I should say that I have tried to include conservative perspectives in my courses (since the first time, 13 years ago). This is not so as to map the conceptual or current political space, but because I think that on some issues conservatives have interesting things to say, and arguments worth considering, as well as because these perspectives are challenging to students. So I look hard for high quality analytical conservative literature to include in my courses – harder than I do for left or liberal literature, because on the whole I won’t find it in the top journals in the field (which I read routinely). I regret, enormously, Stephen Macedo’s gradual turn away from the right, as it has deprived me of one interesting right wing thinker (he’s becoming an interesting left wing thinker, unfortunately).
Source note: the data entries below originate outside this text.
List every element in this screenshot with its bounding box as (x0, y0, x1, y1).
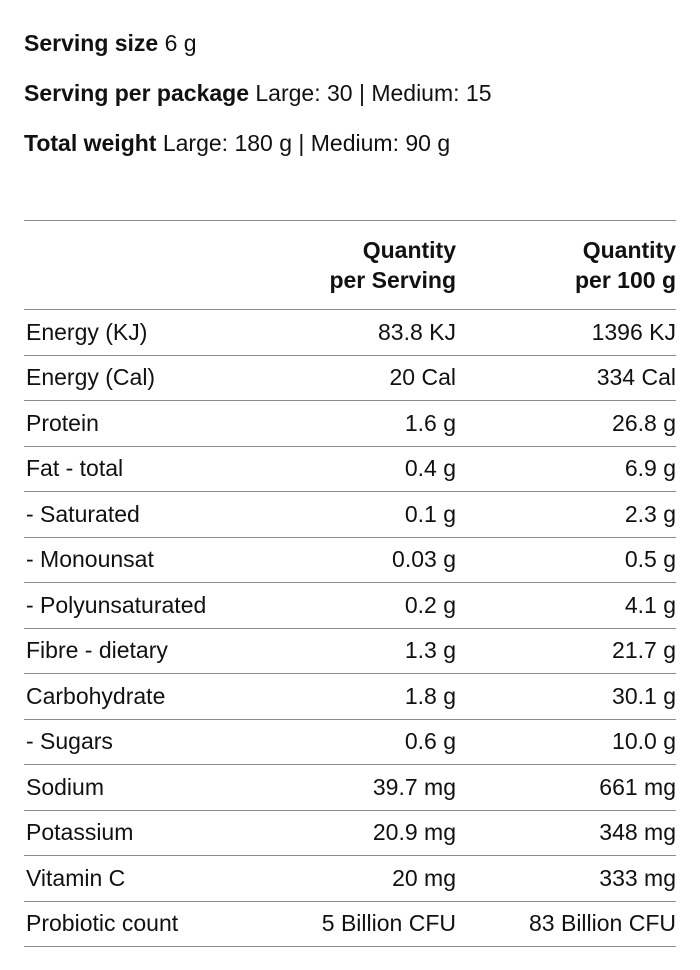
per-serving-value: 39.7 mg (372, 773, 456, 800)
table-row: Carbohydrate 1.8 g 30.1 g (24, 674, 676, 720)
header-per-serving: Quantity per Serving (294, 221, 456, 309)
serving-size-line: Serving size 6 g (24, 28, 684, 58)
nutrient-name: Potassium (26, 819, 134, 846)
table-row: - Sugars 0.6 g 10.0 g (24, 720, 676, 765)
serving-size-value: 6 g (164, 30, 197, 56)
table-header: Quantity per Serving Quantity per 100 g (24, 221, 676, 310)
per-serving-value: 0.03 g (392, 546, 456, 573)
header-per-100g: Quantity per 100 g (456, 221, 676, 309)
table-row: Potassium 20.9 mg 348 mg (24, 811, 676, 856)
per-serving-value: 20 Cal (389, 364, 456, 391)
per-100g-value: 6.9 g (624, 455, 676, 482)
nutrient-name: Protein (26, 409, 99, 436)
per-serving-value: 1.3 g (404, 637, 456, 664)
per-100g-value: 21.7 g (612, 637, 676, 664)
header-per-100g-line2: per 100 g (575, 267, 676, 293)
table-row: - Polyunsaturated 0.2 g 4.1 g (24, 583, 676, 629)
table-row: - Saturated 0.1 g 2.3 g (24, 492, 676, 538)
nutrition-table: Quantity per Serving Quantity per 100 g … (24, 220, 676, 947)
nutrient-name: - Monounsat (26, 546, 154, 573)
nutrient-name: Energy (Cal) (26, 364, 156, 391)
nutrient-name: - Saturated (26, 500, 140, 527)
nutrient-name: Probiotic count (26, 910, 179, 937)
total-weight-value: Large: 180 g | Medium: 90 g (162, 130, 451, 156)
per-serving-value: 0.1 g (404, 500, 456, 527)
table-body: Energy (KJ) 83.8 KJ 1396 KJ Energy (Cal) 20 … (24, 310, 676, 947)
total-weight-line: Total weight Large: 180 g | Medium: 90 g (24, 128, 684, 158)
per-serving-value: 1.6 g (404, 409, 456, 436)
nutrient-name: Sodium (26, 773, 104, 800)
per-serving-value: 83.8 KJ (378, 318, 456, 345)
nutrient-name: - Polyunsaturated (26, 591, 207, 618)
per-100g-value: 4.1 g (624, 591, 676, 618)
serving-per-package-value: Large: 30 | Medium: 15 (255, 80, 492, 106)
per-serving-value: 1.8 g (404, 682, 456, 709)
table-row: - Monounsat 0.03 g 0.5 g (24, 538, 676, 583)
nutrient-name: - Sugars (26, 728, 113, 755)
table-row: Probiotic count 5 Billion CFU 83 Billion C… (24, 902, 676, 947)
per-serving-value: 20.9 mg (372, 819, 456, 846)
serving-info: Serving size 6 g Serving per package Lar… (24, 28, 684, 178)
nutrient-name: Vitamin C (26, 864, 126, 891)
per-100g-value: 83 Billion CFU (529, 910, 676, 937)
serving-size-label: Serving size (24, 30, 159, 56)
header-per-serving-line2: per Serving (329, 267, 456, 293)
per-100g-value: 2.3 g (624, 500, 676, 527)
per-serving-value: 5 Billion CFU (321, 910, 456, 937)
nutrient-name: Carbohydrate (26, 682, 166, 709)
per-serving-value: 0.6 g (404, 728, 456, 755)
nutrient-name: Fibre - dietary (26, 637, 168, 664)
table-row: Energy (Cal) 20 Cal 334 Cal (24, 356, 676, 401)
per-100g-value: 334 Cal (596, 364, 676, 391)
per-100g-value: 333 mg (599, 864, 676, 891)
table-row: Protein 1.6 g 26.8 g (24, 401, 676, 447)
table-row: Energy (KJ) 83.8 KJ 1396 KJ (24, 310, 676, 356)
header-per-serving-line1: Quantity (362, 237, 456, 263)
header-name-column (24, 221, 294, 309)
per-100g-value: 26.8 g (612, 409, 676, 436)
per-100g-value: 348 mg (599, 819, 676, 846)
serving-per-package-label: Serving per package (24, 80, 249, 106)
nutrient-name: Energy (KJ) (26, 318, 148, 345)
table-row: Fibre - dietary 1.3 g 21.7 g (24, 629, 676, 674)
per-100g-value: 661 mg (599, 773, 676, 800)
per-100g-value: 1396 KJ (591, 318, 676, 345)
table-row: Sodium 39.7 mg 661 mg (24, 765, 676, 811)
per-100g-value: 10.0 g (612, 728, 676, 755)
table-row: Vitamin C 20 mg 333 mg (24, 856, 676, 902)
per-100g-value: 30.1 g (612, 682, 676, 709)
per-serving-value: 0.2 g (404, 591, 456, 618)
header-per-100g-line1: Quantity (582, 237, 676, 263)
per-100g-value: 0.5 g (624, 546, 676, 573)
total-weight-label: Total weight (24, 130, 157, 156)
per-serving-value: 20 mg (392, 864, 456, 891)
table-row: Fat - total 0.4 g 6.9 g (24, 447, 676, 492)
nutrient-name: Fat - total (26, 455, 124, 482)
serving-per-package-line: Serving per package Large: 30 | Medium: … (24, 78, 684, 108)
per-serving-value: 0.4 g (404, 455, 456, 482)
But the best way to include conservative thought is by breaking the course down a bit so that it is not primarily about theories, and systematic philosophies, but about particular issues, on which conservatives might have written papers responding to left and liberal attempts to meet the burden of proof. Gay Marriage, family values, issues about healthcare and education, issues about global redistribution, and the morality of a system of states, all enable me to construct a course which reflects the state of the field but also elicits a variety of perspectives. Sometimes philosophers who are not systematically conservative present conservative arguments on particular issues (Galston is a good example of this). But some of the best of this work is not by philosophers, but by economists, political scientists and legal scholars (the new natural lawyers, for example), and even journalists (Commentary is a reasonably good source if you, as a teacher, are willing to do a great deal of work elucidating the structure of an argument and finding its rational kernel). To be honest, my neo-con father-in-law and Promise-Keeper, Fundamentalist uncle-in-law are more help to me in finding good sources than my professional colleagues. Good suggestions are always welcome.
Maybe Felser could resist the temptations of public notoriety and do us all a service by writing a systematic, analytical, defense of conservative thought. There’s a gap in the market.